Numerous times I was up against bad, incomplete, outdated, or factually incorrect documentation, with nobody to back me up. As a small business, the client doesn’t have infinite funding, so I was also trying to do all this as efficiently as I possibly could. On the upside, every success could be attributed only to myself. On the downside, some problems took weeks to solve.
Points of Interest
Slot Bouquet
This class is the core of the whole concept of BBB. The SlotBouquet
class holds references to each group, which in turn holds references to each slot. It also generates and maintains all the stems in the bouquet.
SlotBouquet
is the View analog to the Model’s BouquetData
and would consume it in order to build the view’s 3d model.
It would even count and report the triangles in the 3d bouquet so I could troubleshoot slowdowns.
Automated Testing in Unity
Unity includes the Nunit testing suite, but it seems very few developers actually make use of it. I used it as much as I possibly could afford to, especially on mission-critical components and classes.
In addition to writing unit tests and simple integration tests, I also developed a complex system of FlowUtilities
that allowed me to set up navigation paths in testing, so that entire workflows could be tested automatically. Unity’s cloud build system runs all playmode and edit mode tests on each dev build, so I can tell if things have broken before I try to push recent dev work to master, which generates the iOS and Android build files.
Critiques
- Time This project frankly took years.

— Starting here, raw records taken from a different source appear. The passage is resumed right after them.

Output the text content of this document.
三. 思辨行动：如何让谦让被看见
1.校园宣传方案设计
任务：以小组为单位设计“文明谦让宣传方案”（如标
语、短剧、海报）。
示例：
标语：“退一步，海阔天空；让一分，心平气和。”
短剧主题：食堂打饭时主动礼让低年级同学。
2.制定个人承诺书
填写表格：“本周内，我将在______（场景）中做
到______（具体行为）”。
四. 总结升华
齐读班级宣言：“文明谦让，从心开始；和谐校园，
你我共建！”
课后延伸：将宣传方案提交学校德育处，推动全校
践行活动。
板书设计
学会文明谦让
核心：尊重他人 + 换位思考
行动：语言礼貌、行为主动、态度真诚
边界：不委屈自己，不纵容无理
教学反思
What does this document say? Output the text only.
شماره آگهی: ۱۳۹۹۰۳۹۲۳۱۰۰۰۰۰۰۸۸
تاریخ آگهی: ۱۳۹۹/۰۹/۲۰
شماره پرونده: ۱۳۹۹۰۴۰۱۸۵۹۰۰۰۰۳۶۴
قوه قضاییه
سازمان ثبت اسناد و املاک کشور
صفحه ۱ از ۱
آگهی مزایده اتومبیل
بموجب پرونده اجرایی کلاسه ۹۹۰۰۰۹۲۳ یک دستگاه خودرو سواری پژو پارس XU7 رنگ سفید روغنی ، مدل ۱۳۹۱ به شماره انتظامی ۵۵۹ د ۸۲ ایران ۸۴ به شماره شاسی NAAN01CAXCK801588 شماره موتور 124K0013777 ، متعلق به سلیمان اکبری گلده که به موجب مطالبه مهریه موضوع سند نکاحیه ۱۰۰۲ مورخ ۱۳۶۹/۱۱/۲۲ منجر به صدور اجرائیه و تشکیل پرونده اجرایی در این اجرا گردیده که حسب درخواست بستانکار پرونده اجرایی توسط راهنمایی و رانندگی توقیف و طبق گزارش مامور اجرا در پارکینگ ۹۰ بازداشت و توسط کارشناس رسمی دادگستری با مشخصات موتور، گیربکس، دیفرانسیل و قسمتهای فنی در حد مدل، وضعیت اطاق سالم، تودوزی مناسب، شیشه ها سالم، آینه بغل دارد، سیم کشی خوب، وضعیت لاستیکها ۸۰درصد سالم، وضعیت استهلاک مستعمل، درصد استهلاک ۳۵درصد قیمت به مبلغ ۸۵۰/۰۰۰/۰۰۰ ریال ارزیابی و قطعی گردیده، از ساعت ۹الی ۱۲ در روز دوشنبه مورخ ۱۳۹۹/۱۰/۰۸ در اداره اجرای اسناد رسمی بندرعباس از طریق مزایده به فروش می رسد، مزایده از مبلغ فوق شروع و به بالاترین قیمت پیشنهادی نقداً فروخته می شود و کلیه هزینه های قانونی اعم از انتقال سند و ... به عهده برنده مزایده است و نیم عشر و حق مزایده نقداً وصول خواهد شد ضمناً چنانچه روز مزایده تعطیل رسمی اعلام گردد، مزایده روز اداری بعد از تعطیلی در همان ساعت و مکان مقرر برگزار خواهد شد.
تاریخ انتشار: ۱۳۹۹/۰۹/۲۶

I’m not sure if it could have been done faster, but it certainly wasn’t simple, and my estimates were confounded by problems that would arise from unknown pitfalls from developing for Android and mostly iOS. iOS was the bane of this project’s schedule, but most of our target market seems to prefer iOS.
- Complexity The app alone is complex. How it manages all the data fo 300+ assets and allows them to be connected together was hard enough. Add in the complexity of displaying ads in a compliant way, providing In App Purchases for hundreds of items, and publishing to two very different platforms was almost enought to break the spirit.
- Testing As ever, I didn’t have enough time to write complete unit tests for every component. Instead, I had to make do with limiting the testing to the most complicated and vital parts, while trying to keep code coverage up with complete workflow tests. Now, most of our bugs come from platform-specific problems and malformed content that isn’t technically broken.
What I learned
- Apple Clearly, I did not account for all the garbage and chaos of developing for Apple. At a guess, I’d say that at least half of the total development schedule was dealing with some Apple-specific problem. If I can avoid developing for them in the future, I will.
- Client Attention I had to spend such long periods fixing major issues with Apple that I had trouble keeping the client thinking about the thing I was trying to accomplish, and stay the course. I don’t know how communicate more clearly to the client that the design isn’t changing, it’s just taking a long time to unbreak things.